O ambientalista do ISA faz um parêntese importante em sua reflexão em relação ao artigo anterior introduzido na medida provisória de Dilma:
– “E por que estou usando aspas para falar de recuperação em beiras de rio e nascentes? Porque a MP incluiu uma novidade surpreendente: essa – pouca – restauração poderá, agora ser feita com ‘espécies lenhosas perenes ou de ciclo longo, nativas ou exóticas’. Para quem não sabe, isso quer dizer eucalipto, laranja, café, videiras, palma de dendê etc”. Ou seja, diz ele “o que era vegetação nativa, será – parcialmente – recomposto com espécies de uso econômico e nenhuma função ambiental. Portanto, recuperação ambiental mesmo, zero. Anistia 100%”.
Para Raul Telles, “nem a bancada ruralista teve coragem de propor isso, mas a presidenta propôs”.
Essa decisão de se permitir plantas exóticas na recomposição de áreas degradadas é avaliada por Andre Lima, assessor de políticas públicas do Instituto de Pesquisa Ambiental da Amazônia (Ipam), como “mais grave que a anistia e a redução das áreas de proteção permanente (APPs)”. Segundo ele, “agora, basta plantar eucalipto e pinus que as APPs estarão recuperadas”.
O governo diante das fortes reações publicou uma errata esclarecendo que o uso de espécies exóticas apenas estará liberado para pequenas propriedades de até 4 módulos fiscais – medida que varia entre 20 e 400 hectares, de acordo com a região.

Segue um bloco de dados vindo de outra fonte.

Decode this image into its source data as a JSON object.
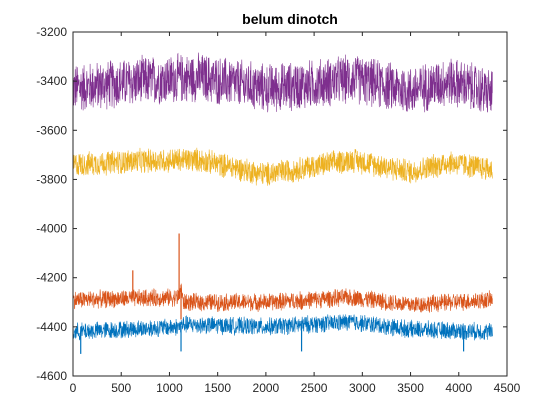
{
  "chart_data": {
    "type": "line",
    "title": "belum dinotch",
    "xlabel": "",
    "ylabel": "",
    "xlim": [
      0,
      4500
    ],
    "ylim": [
      -4600,
      -3200
    ],
    "xticks": [
      0,
      500,
      1000,
      1500,
      2000,
      2500,
      3000,
      3500,
      4000,
      4500
    ],
    "yticks": [
      -4600,
      -4400,
      -4200,
      -4000,
      -3800,
      -3600,
      -3400,
      -3200
    ],
    "xtick_labels": [
      "0",
      "500",
      "1000",
      "1500",
      "2000",
      "2500",
      "3000",
      "3500",
      "4000",
      "4500"
    ],
    "ytick_labels": [
      "-4600",
      "-4400",
      "-4200",
      "-4000",
      "-3800",
      "-3600",
      "-3400",
      "-3200"
    ],
    "grid": false,
    "legend": false,
    "series": [
      {
        "color": "#7E2F8E",
        "x_range": [
          1,
          4350
        ],
        "center": [
          [
            0,
            -3430
          ],
          [
            700,
            -3400
          ],
          [
            1300,
            -3385
          ],
          [
            2000,
            -3430
          ],
          [
            2450,
            -3415
          ],
          [
            2900,
            -3390
          ],
          [
            3500,
            -3440
          ],
          [
            3900,
            -3400
          ],
          [
            4350,
            -3450
          ]
        ],
        "band_halfwidth": 110
      },
      {
        "color": "#EDB120",
        "x_range": [
          1,
          4350
        ],
        "center": [
          [
            0,
            -3740
          ],
          [
            700,
            -3725
          ],
          [
            1300,
            -3720
          ],
          [
            2000,
            -3780
          ],
          [
            2900,
            -3720
          ],
          [
            3500,
            -3770
          ],
          [
            3900,
            -3730
          ],
          [
            4350,
            -3760
          ]
        ],
        "band_halfwidth": 55
      },
      {
        "color": "#D95319",
        "x_range": [
          1,
          4350
        ],
        "center": [
          [
            0,
            -4290
          ],
          [
            1100,
            -4280
          ],
          [
            1120,
            -4230
          ],
          [
            1140,
            -4300
          ],
          [
            2000,
            -4300
          ],
          [
            2900,
            -4280
          ],
          [
            3500,
            -4310
          ],
          [
            4350,
            -4290
          ]
        ],
        "band_halfwidth": 40,
        "spikes": [
          [
            1100,
            -4020
          ],
          [
            620,
            -4170
          ],
          [
            1120,
            -4370
          ],
          [
            2370,
            -4330
          ]
        ]
      },
      {
        "color": "#0072BD",
        "x_range": [
          1,
          4350
        ],
        "center": [
          [
            0,
            -4420
          ],
          [
            1100,
            -4400
          ],
          [
            1140,
            -4390
          ],
          [
            2000,
            -4400
          ],
          [
            2900,
            -4380
          ],
          [
            3500,
            -4410
          ],
          [
            4350,
            -4420
          ]
        ],
        "band_halfwidth": 40,
        "spikes": [
          [
            1120,
            -4500
          ],
          [
            2370,
            -4500
          ],
          [
            4050,
            -4500
          ],
          [
            80,
            -4510
          ]
        ]
      }
    ]
  }
}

O ‘silêncio dos ruralistas’ indica satisfação com os vetos
Em contraposição aos ambientalistas, os ruralistas indicam, até pelo silêncio, terem “gostado” da posição do Palácio do Planalto. “Não há muito o que mexer na MP”, disse o senador Luiz Henrique (PMDB-SC), pelo PMDB, com o apoio do governo, para ser o relator da medida provisória sobre o novo Código Florestal na comissão mista do Congresso Nacional. O senador fez elogios à decisão da presidente Dilma Rousseff sobre o tema. Luiz Henrique nunca escondeu sua simpatia pela causa dos ruralistas e apoiou retrocessos ambientais graves quando governador de Santa Catarina.
A presidente da Confederação da Agricultura e Pecuária, Kátia Abreu – uma das principais representantes do agronegócio no Congresso – não escondendo sua satisfação com a decisão de Dilma – disse que a postura do governo foi equilibrada: “A cor da camisa não foi totalmente verde nem totalmente amarela. Foi meio termo”, destacou.

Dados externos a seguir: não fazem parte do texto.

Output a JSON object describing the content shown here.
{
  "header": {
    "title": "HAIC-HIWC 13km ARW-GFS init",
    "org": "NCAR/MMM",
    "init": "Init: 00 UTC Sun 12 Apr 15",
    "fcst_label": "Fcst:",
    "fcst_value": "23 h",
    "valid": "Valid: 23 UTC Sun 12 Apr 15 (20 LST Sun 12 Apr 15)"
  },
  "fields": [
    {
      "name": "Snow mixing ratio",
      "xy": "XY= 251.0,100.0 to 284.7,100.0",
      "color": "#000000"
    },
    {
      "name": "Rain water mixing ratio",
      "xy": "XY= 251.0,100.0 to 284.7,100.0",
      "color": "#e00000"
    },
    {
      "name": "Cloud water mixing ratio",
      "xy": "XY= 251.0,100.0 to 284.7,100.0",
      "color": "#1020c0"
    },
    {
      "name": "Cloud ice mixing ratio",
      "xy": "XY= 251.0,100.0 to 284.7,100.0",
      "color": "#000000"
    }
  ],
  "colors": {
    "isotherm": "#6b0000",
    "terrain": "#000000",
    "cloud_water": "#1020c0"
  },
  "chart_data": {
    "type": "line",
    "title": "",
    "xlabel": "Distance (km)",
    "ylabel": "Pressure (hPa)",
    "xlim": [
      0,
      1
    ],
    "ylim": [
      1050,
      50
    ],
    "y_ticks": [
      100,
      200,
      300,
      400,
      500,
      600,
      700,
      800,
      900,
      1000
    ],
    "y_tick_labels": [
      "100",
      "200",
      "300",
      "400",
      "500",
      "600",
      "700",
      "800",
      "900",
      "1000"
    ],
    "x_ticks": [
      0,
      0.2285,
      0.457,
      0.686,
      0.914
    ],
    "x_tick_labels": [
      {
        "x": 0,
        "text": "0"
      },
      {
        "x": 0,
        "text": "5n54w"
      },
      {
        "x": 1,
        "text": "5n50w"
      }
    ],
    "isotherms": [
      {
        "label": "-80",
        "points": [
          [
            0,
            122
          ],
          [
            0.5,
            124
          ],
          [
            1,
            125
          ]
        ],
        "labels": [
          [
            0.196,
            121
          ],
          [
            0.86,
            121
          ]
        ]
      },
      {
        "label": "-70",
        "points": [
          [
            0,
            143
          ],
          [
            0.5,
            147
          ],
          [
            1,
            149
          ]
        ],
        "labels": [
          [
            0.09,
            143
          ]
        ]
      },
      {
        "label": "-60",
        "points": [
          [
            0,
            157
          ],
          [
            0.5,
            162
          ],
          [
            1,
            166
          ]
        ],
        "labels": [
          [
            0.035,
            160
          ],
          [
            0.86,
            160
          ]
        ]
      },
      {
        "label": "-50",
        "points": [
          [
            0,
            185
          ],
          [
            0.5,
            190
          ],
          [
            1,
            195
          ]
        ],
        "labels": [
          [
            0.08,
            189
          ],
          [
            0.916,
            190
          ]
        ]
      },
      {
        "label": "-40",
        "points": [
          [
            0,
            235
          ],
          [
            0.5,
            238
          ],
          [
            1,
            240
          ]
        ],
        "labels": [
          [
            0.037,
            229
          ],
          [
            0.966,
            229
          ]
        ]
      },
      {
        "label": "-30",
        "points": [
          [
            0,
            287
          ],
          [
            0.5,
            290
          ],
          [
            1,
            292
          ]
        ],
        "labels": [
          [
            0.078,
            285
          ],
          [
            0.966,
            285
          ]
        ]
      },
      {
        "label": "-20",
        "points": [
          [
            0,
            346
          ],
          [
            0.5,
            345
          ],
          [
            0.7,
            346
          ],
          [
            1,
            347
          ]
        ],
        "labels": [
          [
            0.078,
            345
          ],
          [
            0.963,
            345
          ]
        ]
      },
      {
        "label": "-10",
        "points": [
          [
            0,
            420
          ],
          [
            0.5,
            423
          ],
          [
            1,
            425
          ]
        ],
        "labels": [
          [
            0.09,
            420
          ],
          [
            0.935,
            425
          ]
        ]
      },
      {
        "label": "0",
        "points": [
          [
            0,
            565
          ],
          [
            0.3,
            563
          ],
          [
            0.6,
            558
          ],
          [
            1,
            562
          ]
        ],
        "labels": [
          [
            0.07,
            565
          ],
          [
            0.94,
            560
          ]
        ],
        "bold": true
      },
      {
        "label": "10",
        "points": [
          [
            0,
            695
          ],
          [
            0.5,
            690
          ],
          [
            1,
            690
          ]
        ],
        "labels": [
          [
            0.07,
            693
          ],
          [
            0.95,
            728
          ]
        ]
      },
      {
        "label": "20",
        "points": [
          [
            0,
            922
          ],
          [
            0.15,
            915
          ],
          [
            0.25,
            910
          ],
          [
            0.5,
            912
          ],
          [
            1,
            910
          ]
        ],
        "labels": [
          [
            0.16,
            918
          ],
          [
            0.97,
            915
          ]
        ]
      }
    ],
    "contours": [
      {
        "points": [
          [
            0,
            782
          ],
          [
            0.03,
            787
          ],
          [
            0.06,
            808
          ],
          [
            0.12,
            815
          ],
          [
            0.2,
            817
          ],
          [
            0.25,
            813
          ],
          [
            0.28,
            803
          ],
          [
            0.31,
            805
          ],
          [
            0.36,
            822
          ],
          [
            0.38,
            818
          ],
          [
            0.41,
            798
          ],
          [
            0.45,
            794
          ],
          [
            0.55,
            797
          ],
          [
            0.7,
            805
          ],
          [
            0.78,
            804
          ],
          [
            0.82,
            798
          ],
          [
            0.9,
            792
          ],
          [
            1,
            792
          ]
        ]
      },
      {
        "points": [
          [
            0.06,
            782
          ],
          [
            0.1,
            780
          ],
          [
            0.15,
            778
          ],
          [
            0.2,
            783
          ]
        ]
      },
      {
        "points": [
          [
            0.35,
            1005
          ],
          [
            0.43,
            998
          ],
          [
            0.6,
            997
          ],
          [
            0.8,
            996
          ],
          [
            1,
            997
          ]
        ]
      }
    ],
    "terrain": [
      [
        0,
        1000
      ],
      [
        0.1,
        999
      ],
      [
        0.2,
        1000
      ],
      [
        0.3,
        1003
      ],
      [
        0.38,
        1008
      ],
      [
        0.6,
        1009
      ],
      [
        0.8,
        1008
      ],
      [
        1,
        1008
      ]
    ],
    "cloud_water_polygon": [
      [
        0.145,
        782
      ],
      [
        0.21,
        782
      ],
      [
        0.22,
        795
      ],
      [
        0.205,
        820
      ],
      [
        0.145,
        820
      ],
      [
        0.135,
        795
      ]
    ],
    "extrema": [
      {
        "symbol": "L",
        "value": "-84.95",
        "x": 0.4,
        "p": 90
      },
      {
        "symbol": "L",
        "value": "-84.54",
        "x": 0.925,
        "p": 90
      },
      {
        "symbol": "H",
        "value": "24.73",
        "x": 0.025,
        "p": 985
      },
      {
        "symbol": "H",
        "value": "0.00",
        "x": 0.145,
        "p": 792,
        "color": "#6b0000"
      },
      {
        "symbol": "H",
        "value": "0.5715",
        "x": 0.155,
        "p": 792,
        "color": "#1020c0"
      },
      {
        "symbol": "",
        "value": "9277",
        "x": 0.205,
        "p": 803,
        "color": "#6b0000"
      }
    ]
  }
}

O coordenador da frente parlamentar agropecuária, Homero Pereira (PSD-MT), comemorou o fato da decisão final sobre o novo Código Florestal ficar para depois da conferência Rio+20, que acontecerá de 13 a 22 de junho. Os ruralistas sabem que qualquer decisão nesse momento na ante-sala da Rio+20 será prejudicial aos interesses do agronegócio devido a pressão que se produzirá na Conferência acerca de temática ambiental.
Ao fazer 12 vetos ao projeto e editar uma medida provisória sobre o tema, a presidente Dilma Rousseff jogou a questão novamente para o Congresso, instância onde a bancada ruralista é forte – considerado por alguns como o “maior partido do Brasil”.
Vetos de Dilma, mais do que maniqueísmo, uma concepção
Como destacamos anteriormente, os vetos e a postura de Dilma no debate sobre o Código Florestal não devem ser interpretados de forma reducionista, maniqueísta, como muitas vezes se vê nas manifestações de muitos ativistas. Como já destacamos, a presidente ao invocar os vetos os fez alegando “contrariedade ao interesse público e inconstitucionalidade”. Certamente Dilma não está do lado dos ruralistas, porém, tampouco concorda integralmente com os ambientalistas e os seus argumentos.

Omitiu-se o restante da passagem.